The Efficiency: They have a standout ROE of 35.45%, which is significantly higher than most peers in the facility management sector.
The Catch: Operating as a manpower-heavy business means margins are thin. Their EBITDA margin sits around 5.8%, leaving very little room for error if costs rise.
6. Why the Price Cut Matters
The original P/E ratio was near 35x, which many analysts felt was "exorbitant." At the new upper price of ₹519, the valuation becomes slightly more palatable. The ₹242 crore fresh issue proceeds are still earmarked for:
₹119 Crore: To fund massive working capital needs for new toll contracts.
₹51 Crore: To pay down high-interest debt.
7. Investor Analysis: Pros & Cons
Strengths:
Massive Scale: 14,000+ employees and a pan-India presence.
Integrated Model: Their skill development wing keeps recruitment costs lower than competitors.
Debt Reduction: Using IPO funds to clear debt will directly improve their net profit.
Risks:
NHAI Dependence: Over half their revenue depends on government contracts. Any policy shift (like GPS-based tolling) is a long-term risk.

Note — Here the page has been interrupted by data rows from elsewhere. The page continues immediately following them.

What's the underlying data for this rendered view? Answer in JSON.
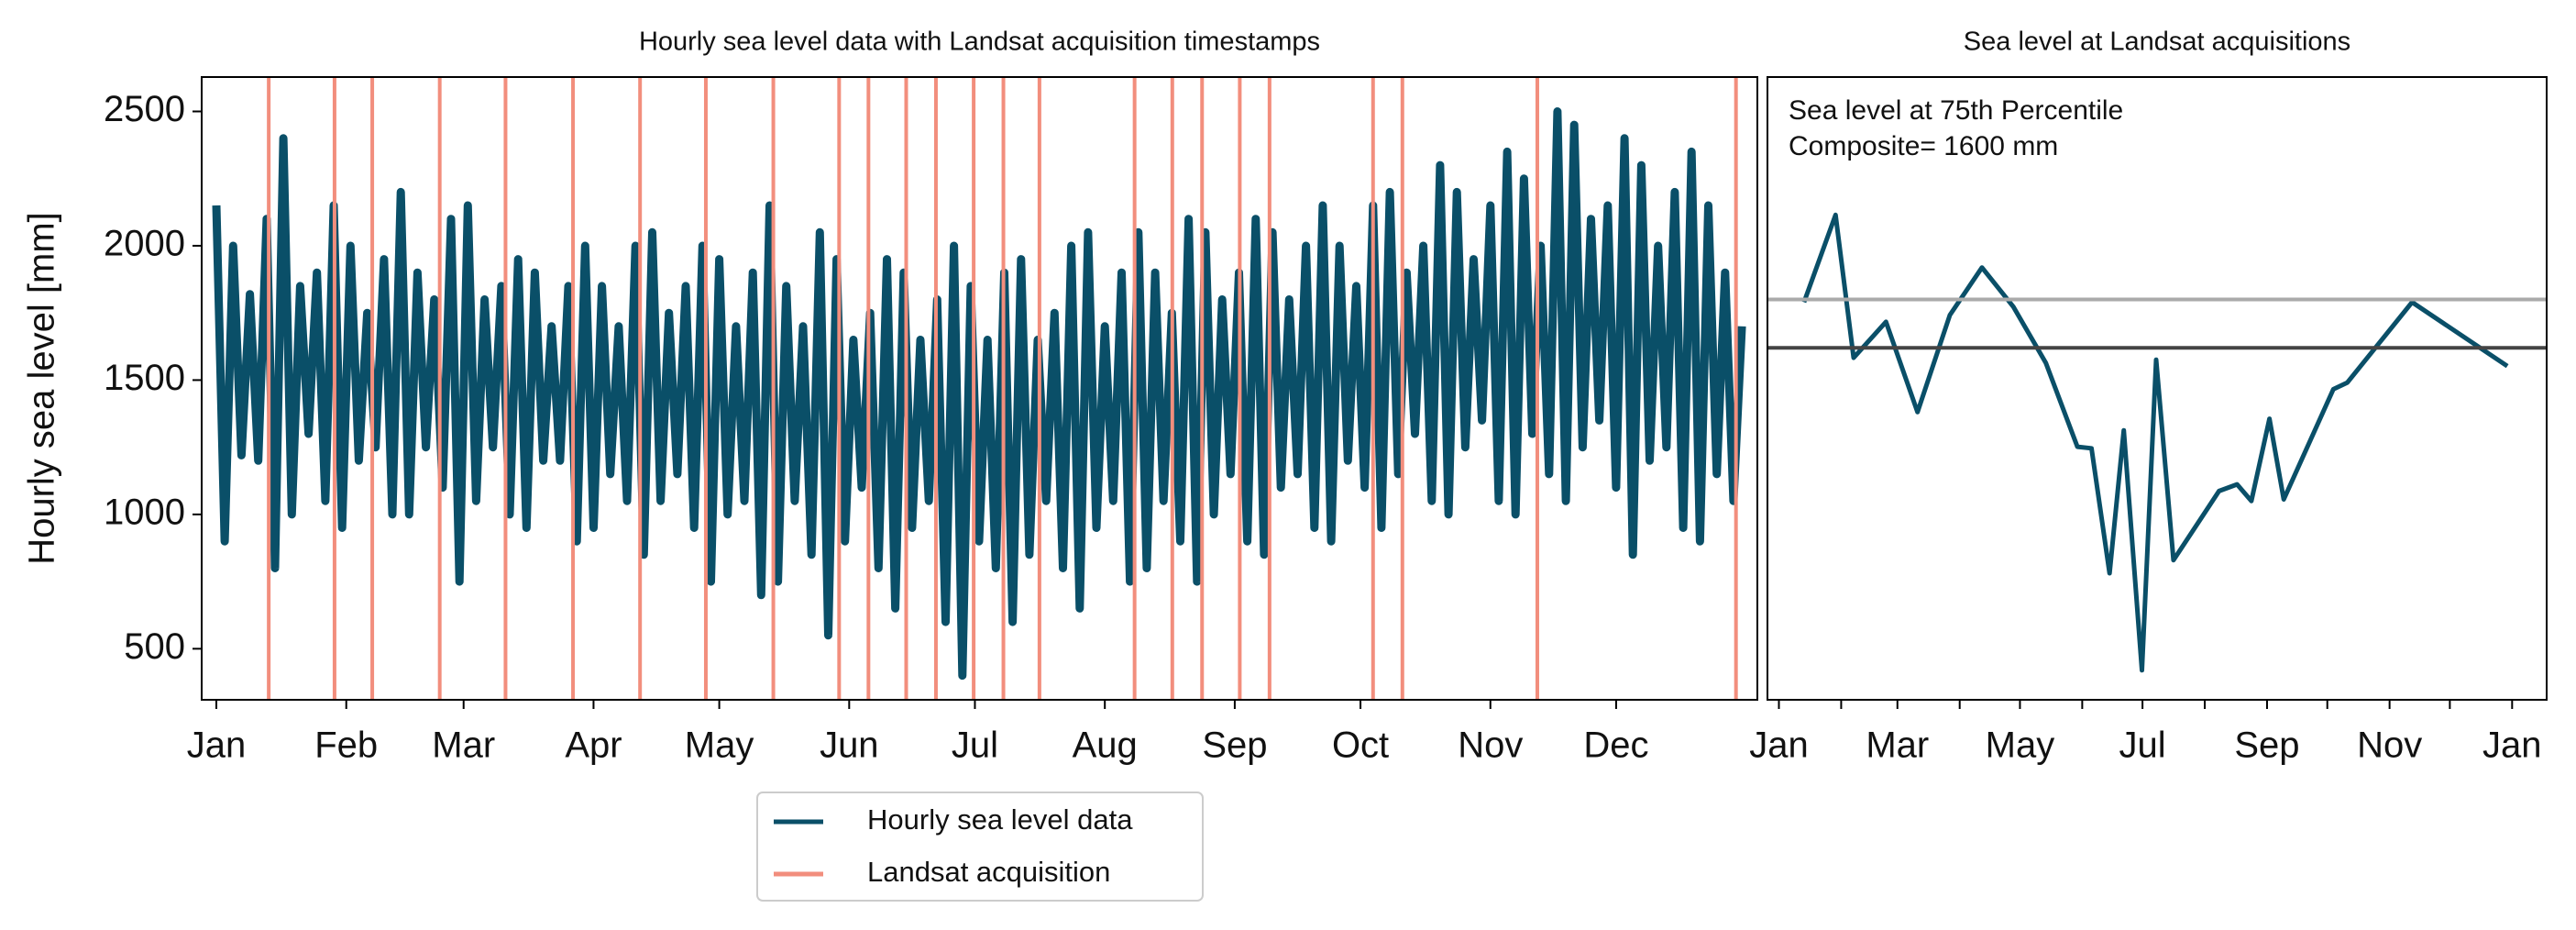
{
  "chart_data": [
    {
      "type": "line",
      "title": "Hourly sea level data with Landsat acquisition timestamps",
      "ylabel": "Hourly sea level [mm]",
      "xlim": [
        -3.5,
        367.7
      ],
      "ylim": [
        310,
        2628
      ],
      "xticks": [
        {
          "value": 0,
          "label": "Jan"
        },
        {
          "value": 31,
          "label": "Feb"
        },
        {
          "value": 59,
          "label": "Mar"
        },
        {
          "value": 90,
          "label": "Apr"
        },
        {
          "value": 120,
          "label": "May"
        },
        {
          "value": 151,
          "label": "Jun"
        },
        {
          "value": 181,
          "label": "Jul"
        },
        {
          "value": 212,
          "label": "Aug"
        },
        {
          "value": 243,
          "label": "Sep"
        },
        {
          "value": 273,
          "label": "Oct"
        },
        {
          "value": 304,
          "label": "Nov"
        },
        {
          "value": 334,
          "label": "Dec"
        }
      ],
      "yticks": [
        500,
        1000,
        1500,
        2000,
        2500
      ],
      "legend": "below",
      "x": [
        0,
        2,
        4,
        6,
        8,
        10,
        12,
        14,
        16,
        18,
        20,
        22,
        24,
        26,
        28,
        30,
        32,
        34,
        36,
        38,
        40,
        42,
        44,
        46,
        48,
        50,
        52,
        54,
        56,
        58,
        60,
        62,
        64,
        66,
        68,
        70,
        72,
        74,
        76,
        78,
        80,
        82,
        84,
        86,
        88,
        90,
        92,
        94,
        96,
        98,
        100,
        102,
        104,
        106,
        108,
        110,
        112,
        114,
        116,
        118,
        120,
        122,
        124,
        126,
        128,
        130,
        132,
        134,
        136,
        138,
        140,
        142,
        144,
        146,
        148,
        150,
        152,
        154,
        156,
        158,
        160,
        162,
        164,
        166,
        168,
        170,
        172,
        174,
        176,
        178,
        180,
        182,
        184,
        186,
        188,
        190,
        192,
        194,
        196,
        198,
        200,
        202,
        204,
        206,
        208,
        210,
        212,
        214,
        216,
        218,
        220,
        222,
        224,
        226,
        228,
        230,
        232,
        234,
        236,
        238,
        240,
        242,
        244,
        246,
        248,
        250,
        252,
        254,
        256,
        258,
        260,
        262,
        264,
        266,
        268,
        270,
        272,
        274,
        276,
        278,
        280,
        282,
        284,
        286,
        288,
        290,
        292,
        294,
        296,
        298,
        300,
        302,
        304,
        306,
        308,
        310,
        312,
        314,
        316,
        318,
        320,
        322,
        324,
        326,
        328,
        330,
        332,
        334,
        336,
        338,
        340,
        342,
        344,
        346,
        348,
        350,
        352,
        354,
        356,
        358,
        360,
        362,
        364
      ],
      "series": [
        {
          "name": "Hourly sea level data",
          "color": "#0a4f68",
          "values": [
            2150,
            900,
            2000,
            1220,
            1820,
            1200,
            2100,
            800,
            2400,
            1000,
            1850,
            1300,
            1900,
            1050,
            2150,
            950,
            2000,
            1200,
            1750,
            1250,
            1950,
            1000,
            2200,
            1000,
            1900,
            1250,
            1800,
            1100,
            2100,
            750,
            2150,
            1050,
            1800,
            1250,
            1850,
            1000,
            1950,
            950,
            1900,
            1200,
            1700,
            1200,
            1850,
            900,
            2000,
            950,
            1850,
            1150,
            1700,
            1050,
            2000,
            850,
            2050,
            1050,
            1750,
            1150,
            1850,
            950,
            2000,
            750,
            1950,
            1000,
            1700,
            1050,
            1900,
            700,
            2150,
            750,
            1850,
            1050,
            1700,
            850,
            2050,
            550,
            1950,
            900,
            1650,
            1100,
            1750,
            800,
            1950,
            650,
            1900,
            950,
            1650,
            1050,
            1800,
            600,
            2000,
            400,
            1850,
            900,
            1650,
            800,
            1900,
            600,
            1950,
            850,
            1650,
            1050,
            1750,
            800,
            2000,
            650,
            2050,
            950,
            1700,
            1050,
            1900,
            750,
            2050,
            800,
            1900,
            1050,
            1750,
            900,
            2100,
            750,
            2050,
            1000,
            1800,
            1150,
            1900,
            900,
            2100,
            850,
            2050,
            1100,
            1800,
            1150,
            2000,
            950,
            2150,
            900,
            2000,
            1200,
            1850,
            1100,
            2150,
            950,
            2200,
            1150,
            1900,
            1300,
            2000,
            1050,
            2300,
            1000,
            2200,
            1250,
            1950,
            1350,
            2150,
            1050,
            2350,
            1000,
            2250,
            1300,
            2000,
            1150,
            2500,
            1050,
            2450,
            1250,
            2100,
            1350,
            2150,
            1100,
            2400,
            850,
            2300,
            1200,
            2000,
            1250,
            2200,
            950,
            2350,
            900,
            2150,
            1150,
            1900,
            1050,
            1700
          ]
        }
      ],
      "vlines": {
        "name": "Landsat acquisition",
        "color": "#f28e7d",
        "x": [
          12.5,
          28.2,
          37.2,
          53.3,
          69.0,
          85.1,
          101.1,
          116.8,
          132.9,
          148.6,
          155.6,
          164.6,
          171.7,
          180.7,
          187.8,
          196.4,
          219.1,
          228.1,
          235.2,
          244.2,
          251.3,
          276.0,
          283.0,
          315.2,
          362.6
        ]
      }
    },
    {
      "type": "line",
      "title": "Sea level at Landsat acquisitions",
      "annotation": [
        "Sea level at 75th Percentile",
        "Composite= 1600 mm"
      ],
      "xlim": [
        -5.7,
        382.2
      ],
      "ylim": [
        310,
        2628
      ],
      "xticks": [
        {
          "value": 0,
          "label": "Jan"
        },
        {
          "value": 59,
          "label": "Mar"
        },
        {
          "value": 120,
          "label": "May"
        },
        {
          "value": 181,
          "label": "Jul"
        },
        {
          "value": 243,
          "label": "Sep"
        },
        {
          "value": 304,
          "label": "Nov"
        },
        {
          "value": 365,
          "label": "Jan"
        }
      ],
      "xminorticks": [
        31,
        90,
        151,
        212,
        273,
        334
      ],
      "hlines": [
        {
          "value": 1800,
          "color": "#aaaaaa"
        },
        {
          "value": 1620,
          "color": "#444444"
        }
      ],
      "x": [
        12.5,
        28.2,
        37.2,
        53.3,
        69.0,
        85.1,
        101.1,
        116.8,
        132.9,
        148.6,
        155.6,
        164.6,
        171.7,
        180.7,
        187.8,
        196.4,
        219.1,
        228.1,
        235.2,
        244.2,
        251.3,
        276.0,
        283.0,
        315.2,
        362.6
      ],
      "series": [
        {
          "color": "#0a4f68",
          "values": [
            1790,
            2115,
            1583,
            1717,
            1381,
            1742,
            1919,
            1772,
            1564,
            1252,
            1246,
            781,
            1313,
            420,
            1576,
            830,
            1087,
            1112,
            1050,
            1356,
            1056,
            1466,
            1491,
            1790,
            1552
          ]
        }
      ]
    }
  ]
}
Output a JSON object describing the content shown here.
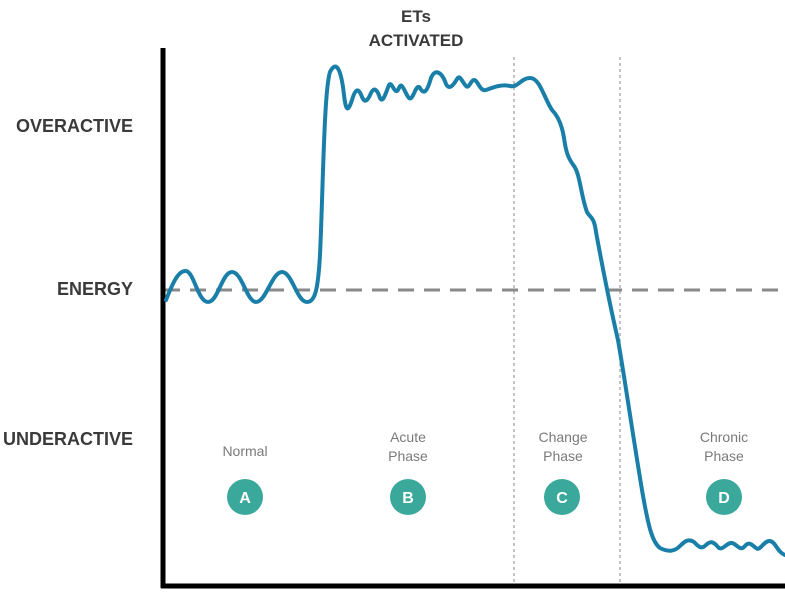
{
  "title_lines": [
    "ETs",
    "ACTIVATED"
  ],
  "y_labels": {
    "top": "OVERACTIVE",
    "middle": "ENERGY",
    "bottom": "UNDERACTIVE"
  },
  "phases": [
    {
      "lines": [
        "Normal"
      ],
      "badge": "A"
    },
    {
      "lines": [
        "Acute",
        "Phase"
      ],
      "badge": "B"
    },
    {
      "lines": [
        "Change",
        "Phase"
      ],
      "badge": "C"
    },
    {
      "lines": [
        "Chronic",
        "Phase"
      ],
      "badge": "D"
    }
  ],
  "colors": {
    "curve": "#1a7fa8",
    "axis": "#000000",
    "baseline": "#8a8a8a",
    "divider": "#8a8a8a",
    "badge": "#3aa89a",
    "label": "#3a3a3a",
    "phase_label": "#7a7a7a"
  }
}
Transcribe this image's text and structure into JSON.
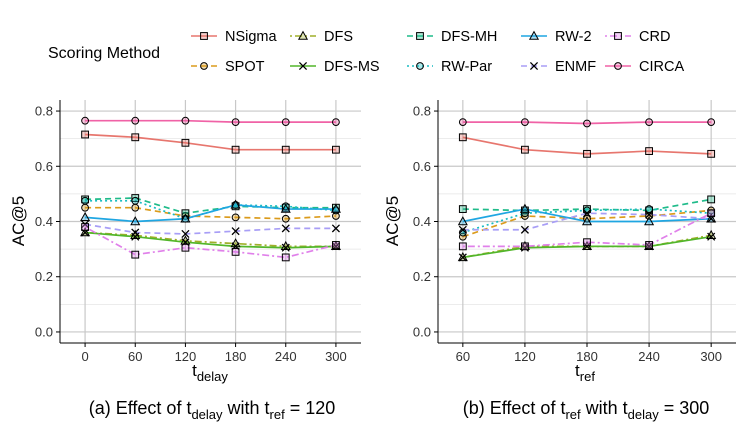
{
  "legend": {
    "title": "Scoring Method",
    "items": [
      {
        "name": "NSigma",
        "color": "#E7766E",
        "dash": "solid",
        "marker": "square"
      },
      {
        "name": "SPOT",
        "color": "#DB9B1B",
        "dash": "dashed",
        "marker": "circle"
      },
      {
        "name": "DFS",
        "color": "#9FAF2A",
        "dash": "dotdash",
        "marker": "triangle"
      },
      {
        "name": "DFS-MS",
        "color": "#52B62A",
        "dash": "solid",
        "marker": "x"
      },
      {
        "name": "DFS-MH",
        "color": "#1FBB8A",
        "dash": "dashed",
        "marker": "square"
      },
      {
        "name": "RW-Par",
        "color": "#19BCC2",
        "dash": "dotted",
        "marker": "circle"
      },
      {
        "name": "RW-2",
        "color": "#1FA6E2",
        "dash": "solid",
        "marker": "triangle"
      },
      {
        "name": "ENMF",
        "color": "#A89EF6",
        "dash": "dashed",
        "marker": "x"
      },
      {
        "name": "CRD",
        "color": "#E080EA",
        "dash": "dotdash",
        "marker": "square"
      },
      {
        "name": "CIRCA",
        "color": "#F062A6",
        "dash": "solid",
        "marker": "circle"
      }
    ]
  },
  "chart_data": [
    {
      "type": "line",
      "caption": "(a) Effect of t_delay with t_ref = 120",
      "caption_parts": {
        "prefix": "(a) Effect of t",
        "sub1": "delay",
        "mid": " with t",
        "sub2": "ref",
        "suffix": " = 120"
      },
      "xlabel": "t",
      "xlabel_sub": "delay",
      "ylabel": "AC@5",
      "x": [
        0,
        60,
        120,
        180,
        240,
        300
      ],
      "xlim": [
        -30,
        330
      ],
      "ylim": [
        -0.04,
        0.84
      ],
      "yticks": [
        0.0,
        0.2,
        0.4,
        0.6,
        0.8
      ],
      "ytick_labels": [
        "0.0",
        "0.2",
        "0.4",
        "0.6",
        "0.8"
      ],
      "xtick_labels": [
        "0",
        "60",
        "120",
        "180",
        "240",
        "300"
      ],
      "series": [
        {
          "name": "NSigma",
          "values": [
            0.715,
            0.705,
            0.685,
            0.66,
            0.66,
            0.66
          ]
        },
        {
          "name": "SPOT",
          "values": [
            0.45,
            0.45,
            0.42,
            0.415,
            0.41,
            0.42
          ]
        },
        {
          "name": "DFS",
          "values": [
            0.36,
            0.35,
            0.33,
            0.32,
            0.31,
            0.31
          ]
        },
        {
          "name": "DFS-MS",
          "values": [
            0.36,
            0.345,
            0.325,
            0.31,
            0.305,
            0.31
          ]
        },
        {
          "name": "DFS-MH",
          "values": [
            0.48,
            0.485,
            0.43,
            0.455,
            0.45,
            0.45
          ]
        },
        {
          "name": "RW-Par",
          "values": [
            0.475,
            0.475,
            0.41,
            0.46,
            0.455,
            0.44
          ]
        },
        {
          "name": "RW-2",
          "values": [
            0.415,
            0.4,
            0.41,
            0.46,
            0.445,
            0.445
          ]
        },
        {
          "name": "ENMF",
          "values": [
            0.39,
            0.36,
            0.355,
            0.365,
            0.375,
            0.375
          ]
        },
        {
          "name": "CRD",
          "values": [
            0.38,
            0.28,
            0.305,
            0.29,
            0.27,
            0.315
          ]
        },
        {
          "name": "CIRCA",
          "values": [
            0.765,
            0.765,
            0.765,
            0.76,
            0.76,
            0.76
          ]
        }
      ]
    },
    {
      "type": "line",
      "caption": "(b) Effect of t_ref with t_delay = 300",
      "caption_parts": {
        "prefix": "(b) Effect of t",
        "sub1": "ref",
        "mid": " with t",
        "sub2": "delay",
        "suffix": " = 300"
      },
      "xlabel": "t",
      "xlabel_sub": "ref",
      "ylabel": "AC@5",
      "x": [
        60,
        120,
        180,
        240,
        300
      ],
      "xlim": [
        36,
        324
      ],
      "ylim": [
        -0.04,
        0.84
      ],
      "yticks": [
        0.0,
        0.2,
        0.4,
        0.6,
        0.8
      ],
      "ytick_labels": [
        "0.0",
        "0.2",
        "0.4",
        "0.6",
        "0.8"
      ],
      "xtick_labels": [
        "60",
        "120",
        "180",
        "240",
        "300"
      ],
      "series": [
        {
          "name": "NSigma",
          "values": [
            0.705,
            0.66,
            0.645,
            0.655,
            0.645
          ]
        },
        {
          "name": "SPOT",
          "values": [
            0.345,
            0.42,
            0.41,
            0.42,
            0.44
          ]
        },
        {
          "name": "DFS",
          "values": [
            0.27,
            0.31,
            0.31,
            0.31,
            0.35
          ]
        },
        {
          "name": "DFS-MS",
          "values": [
            0.27,
            0.305,
            0.31,
            0.31,
            0.345
          ]
        },
        {
          "name": "DFS-MH",
          "values": [
            0.445,
            0.44,
            0.445,
            0.44,
            0.48
          ]
        },
        {
          "name": "RW-Par",
          "values": [
            0.36,
            0.43,
            0.44,
            0.445,
            0.43
          ]
        },
        {
          "name": "RW-2",
          "values": [
            0.4,
            0.445,
            0.4,
            0.4,
            0.41
          ]
        },
        {
          "name": "ENMF",
          "values": [
            0.37,
            0.37,
            0.43,
            0.425,
            0.41
          ]
        },
        {
          "name": "CRD",
          "values": [
            0.31,
            0.31,
            0.325,
            0.315,
            0.43
          ]
        },
        {
          "name": "CIRCA",
          "values": [
            0.76,
            0.76,
            0.755,
            0.76,
            0.76
          ]
        }
      ]
    }
  ]
}
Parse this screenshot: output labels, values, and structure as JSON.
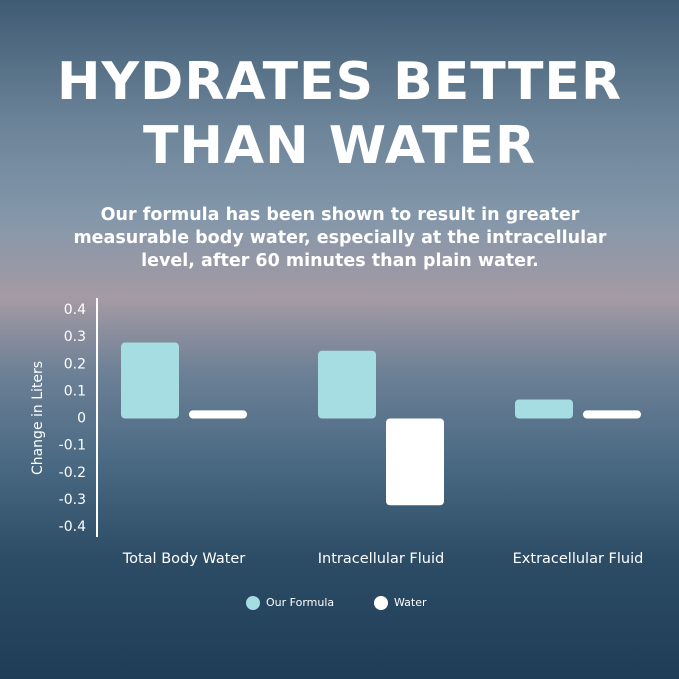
{
  "chart_data": {
    "type": "bar",
    "title": "HYDRATES BETTER THAN WATER",
    "subtitle": "Our formula has been shown to result in greater measurable body water, especially at the intracellular level, after 60 minutes than plain water.",
    "y_label": "Change in Liters",
    "categories": [
      "Total Body Water",
      "Intracellular Fluid",
      "Extracellular Fluid"
    ],
    "series": [
      {
        "name": "Our Formula",
        "color": "#a5dde3",
        "values": [
          0.28,
          0.25,
          0.07
        ]
      },
      {
        "name": "Water",
        "color": "#ffffff",
        "values": [
          0.03,
          -0.32,
          0.03
        ]
      }
    ],
    "ylim": [
      -0.4,
      0.4
    ],
    "yticks": [
      0.4,
      0.3,
      0.2,
      0.1,
      0,
      -0.1,
      -0.2,
      -0.3,
      -0.4
    ],
    "legend": "bottom"
  }
}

Market Sentiment: The extension and price cut usually signal that "big money" wasn't excited at the first offering.
8. Final Verdict
Innovision is no longer a speculative "listing gain" play—the low GMP tells us that. Instead, it has become a valuation play. If you believe in the long-term outsourcing trend of Indian infrastructure, the revised price offers a much better entry point than the original one.